Note: This review is from the 2018 Fringe

Polaris‘s pitch sounds baffling – a sci-fi feminist play about an astronaut in the future, two teenage girls in early 90s England, and a dinosaur called Val. And for the first few minutes it is baffling. And then Holly Norrington and Teddy Lamb do something extraordinary and make us go along with it all. It’s a bit mad and scattered. But Polaris is brilliant.

In the first of the three narratives, Tracy and Val are dinosaurs at odds. In the second, Aoife is an astronaut captaining an important space mission. And in the third, Sarah-Jane and Lou-Ann navigate the slut-shaming realities of Year 10. The through-line is the dismal progress of the treatment of women, in various ways, over the course of thousands of years. OK, the dinosaur segments of the show might be there more for comic analogy value than serious historical analysis and one or two of these scenes might outstay their welcome, but the message is beautifully clear. Norrington especially helps us feel the importance of the feminist concepts in her moving climactic scenes as Aoife the astronaut. Maybe some of the ideas are obvious or are already being discussed in many a Fringe show, but Polaris re-illuminates the outrageousness of misogyny and reminds us that there can never, surely, be enough shows about this.

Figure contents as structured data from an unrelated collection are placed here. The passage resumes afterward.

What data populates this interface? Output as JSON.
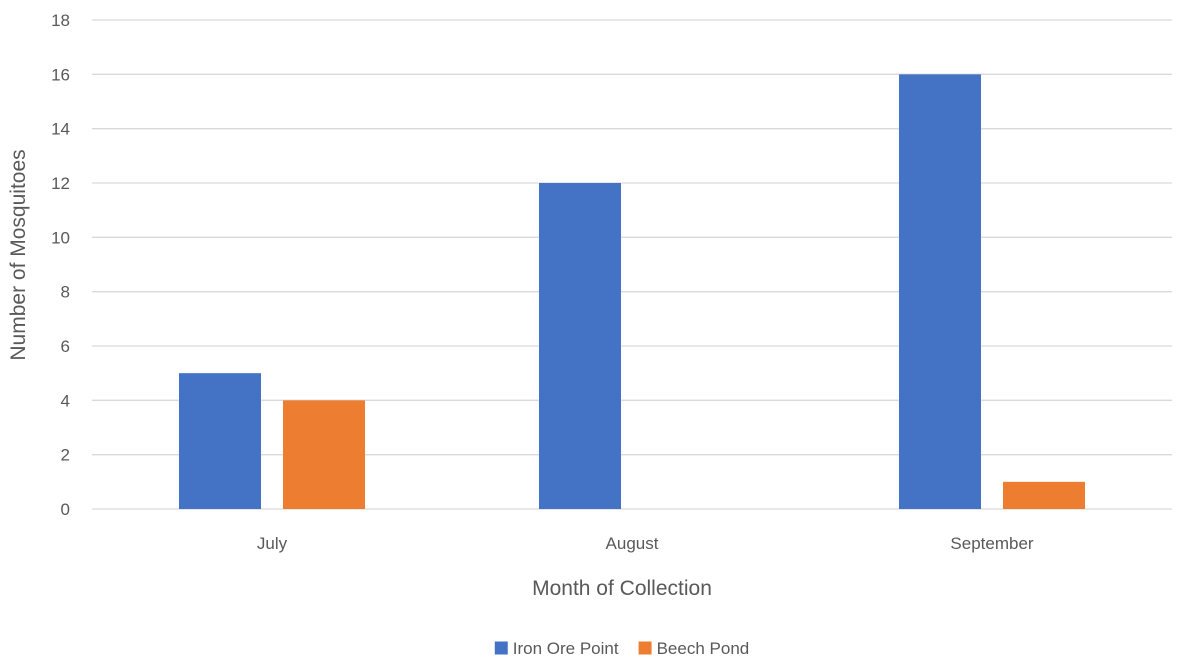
{
  "chart_data": {
    "type": "bar",
    "title": "",
    "xlabel": "Month of Collection",
    "ylabel": "Number of Mosquitoes",
    "categories": [
      "July",
      "August",
      "September"
    ],
    "series": [
      {
        "name": "Iron Ore Point",
        "values": [
          5,
          12,
          16
        ],
        "color": "#4472c4"
      },
      {
        "name": "Beech Pond",
        "values": [
          4,
          0,
          1
        ],
        "color": "#ed7d31"
      }
    ],
    "ylim": [
      0,
      18
    ],
    "yticks": [
      0,
      2,
      4,
      6,
      8,
      10,
      12,
      14,
      16,
      18
    ],
    "grid": true,
    "legend_position": "bottom"
  }
}
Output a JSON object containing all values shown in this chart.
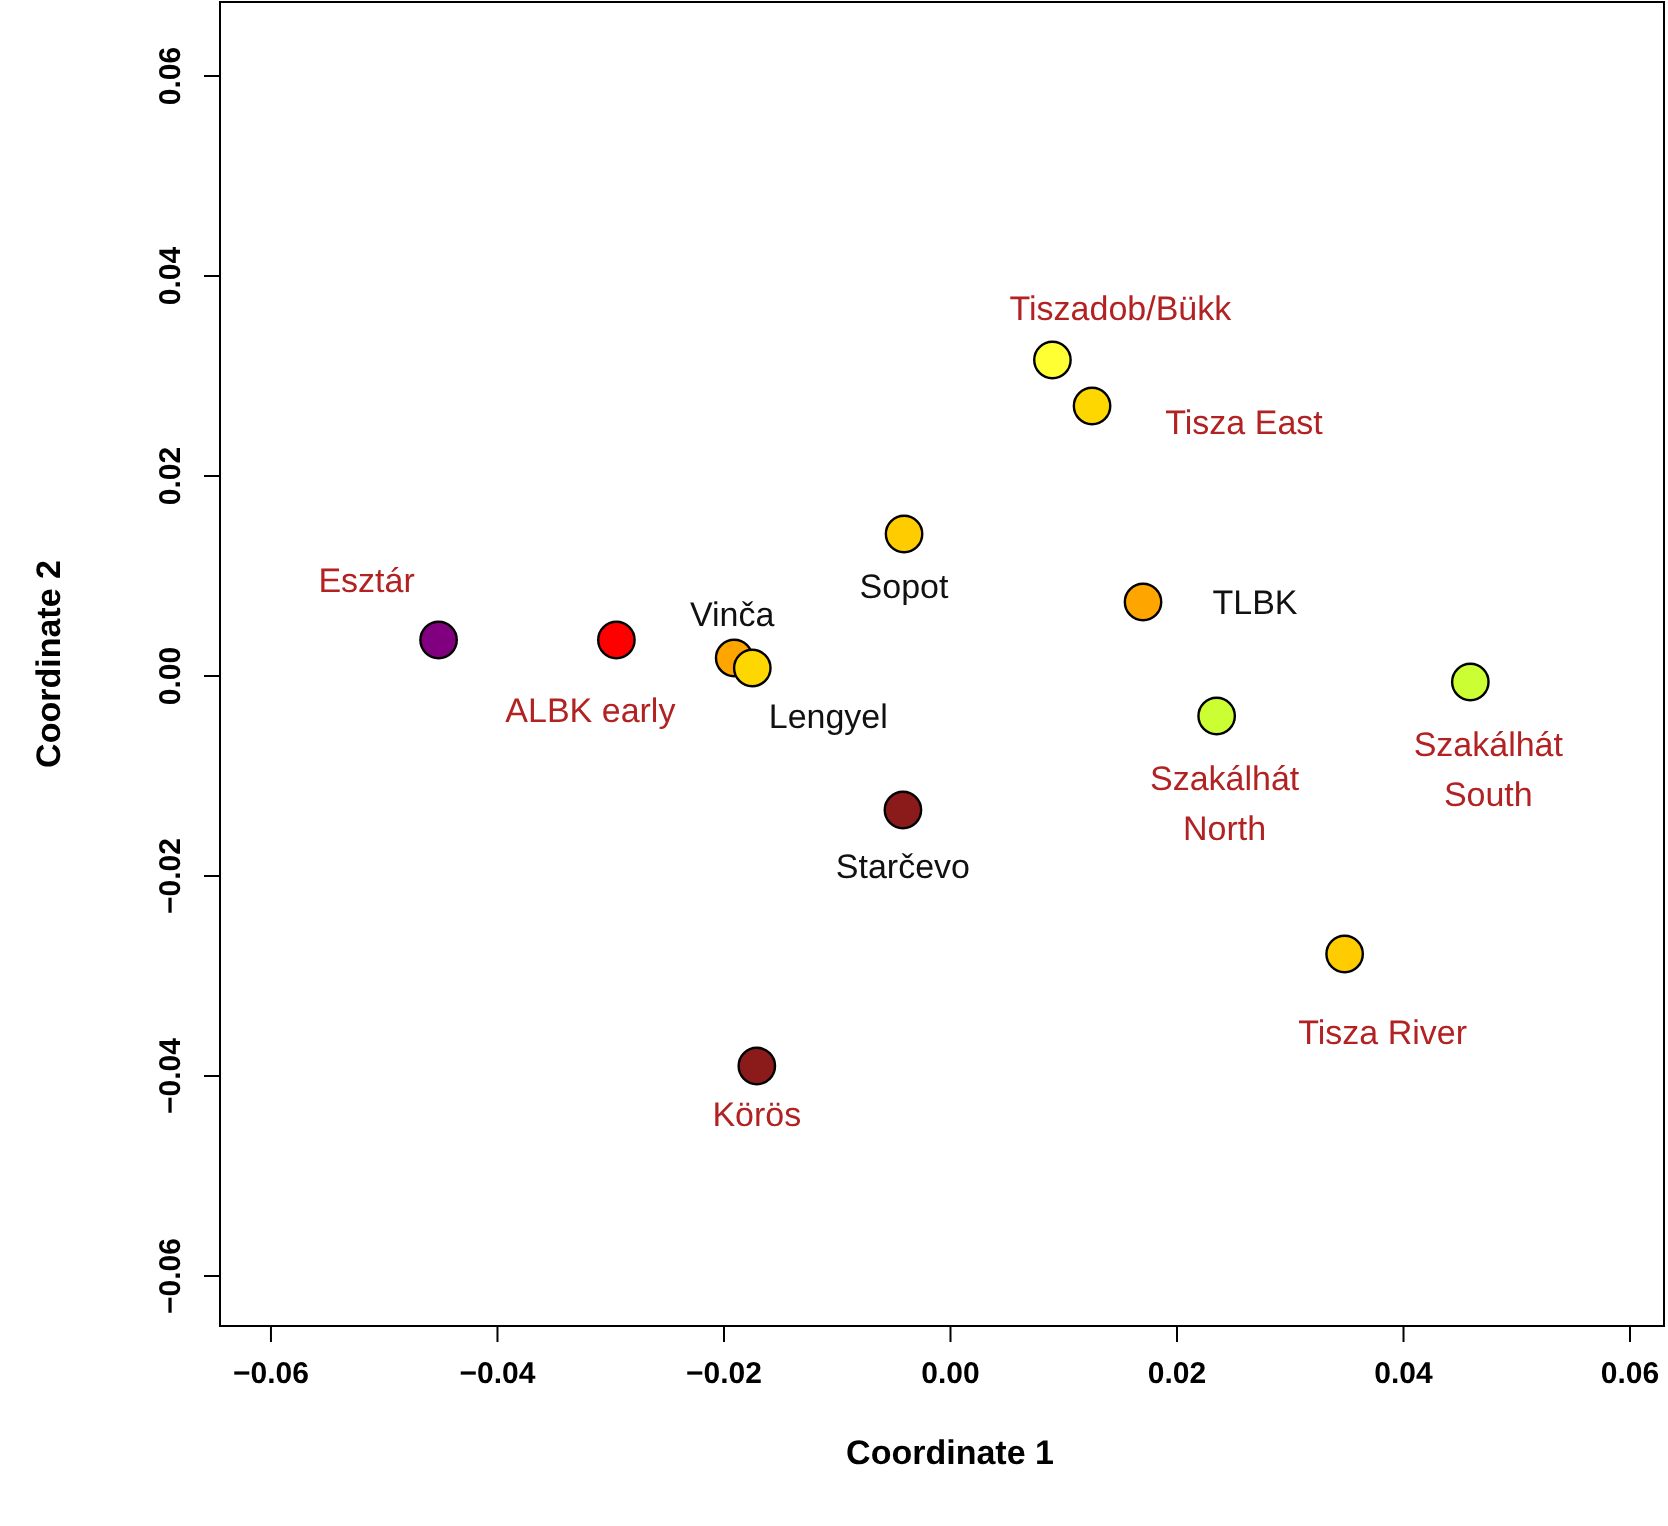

It’s fairly clear that that this is theatre on a budget (hello, Edinburgh Fringe!), but the duo’s way of playing is invigorating. They employ glittery streamers, pink plastic party cups, and twinkling plant pots as if they were part of a West End theatre production. They also make strong use of mic effects and other wonderful foley work created in front of us with amps and an ingenious supply of unexpected instruments. This is all just background support for the stars, though. Norrington and Lamb are buoyant performers, engaging us throughout with well-rehearsed physical dynamics, animated expressions and great comedic timing. The script is littered with spot-on one-liners – delivered with particular panache by Lamb – and there are a couple of short, ethereal spoken poetry breaks that are simple enough, yet pull back the pace to create powerful impact and a space for reflection.

Polaris is a joyful gem of a show. It makes us laugh in all the right places and ties itself together with a key message, delivered with honesty and heart. Norrington and Lamb are talents to be watched.